Current conduction and resistive switching characteristics of Sm2O3 and Lu2O3 thin films for low-power flexible memory applications

Abstract

In this article, the current conduction and resistive switching (RS) behavior in flexible Sm2O3 and Lu2O3 resistive random access memories (ReRAM) are investigated. Amorphous Sm2O3 and Lu2O3 thin films were deposited at room temperature by radio-frequency magnetron sputtering on flexible polyethylene terephthalate substrate. The structural morphologies of the Sm2O3 and Lu2O3 thin films strongly depend on the lattice energy of the oxides.
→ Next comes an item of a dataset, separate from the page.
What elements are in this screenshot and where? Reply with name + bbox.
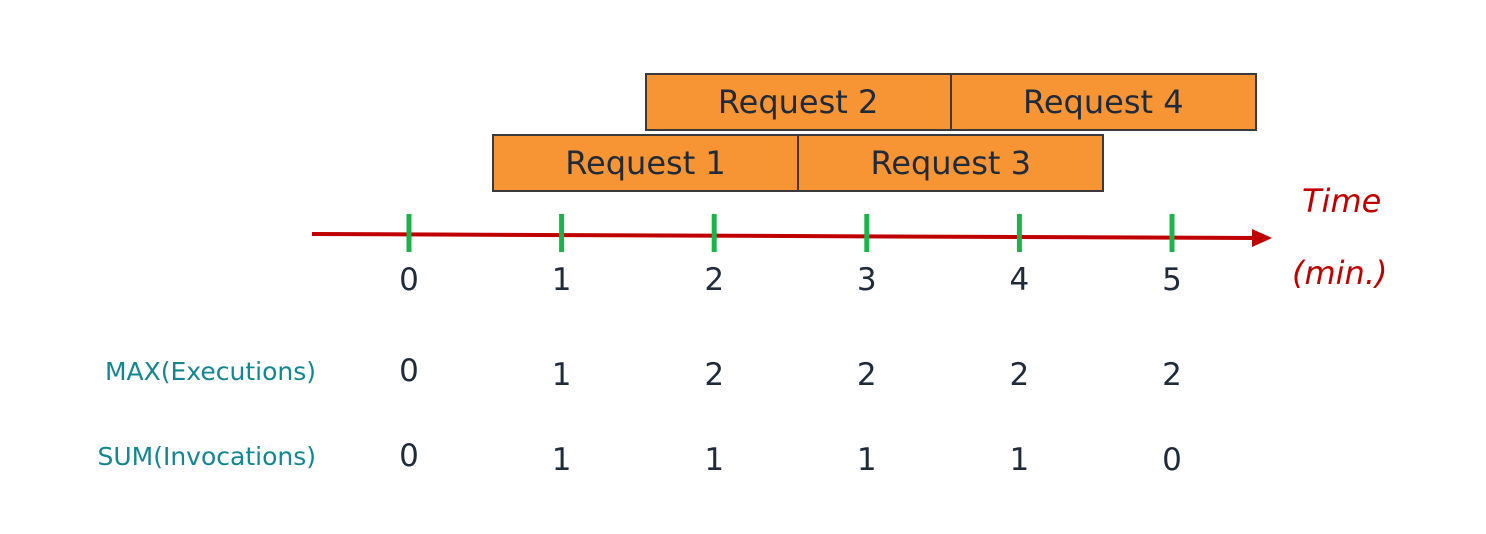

The dominant current conduction mechanism in the oxide layer changes from electrode control Schottky emission in Sm2O3 to bulk controlled space-charge-limited-current in Lu2O3. The barrier height extracted from Schottky emission model is 0.96 eV in Sm2O3 thin film, while the activation energy of traps calculated from the Arrhenius plots is about 0.23 eV in Lu2O3 thin film. Additionally, the Ni/Sm2O3/ITO flexible memory device shows promising RS behavior with very low power of operation (∼30 μW) and small distribution of switching parameters. The memory reliability characteristics of switching endurance, data retention, good flexibility, and mechanical endurance show promising for future memory applications. The filament conduction model is adopted to describe the RS behavior in the Sm2O3 and Lu2O3 ReRAM devices. The improved RS performance in Sm2O3 thin film is attributed to the different physical properties of the thin films.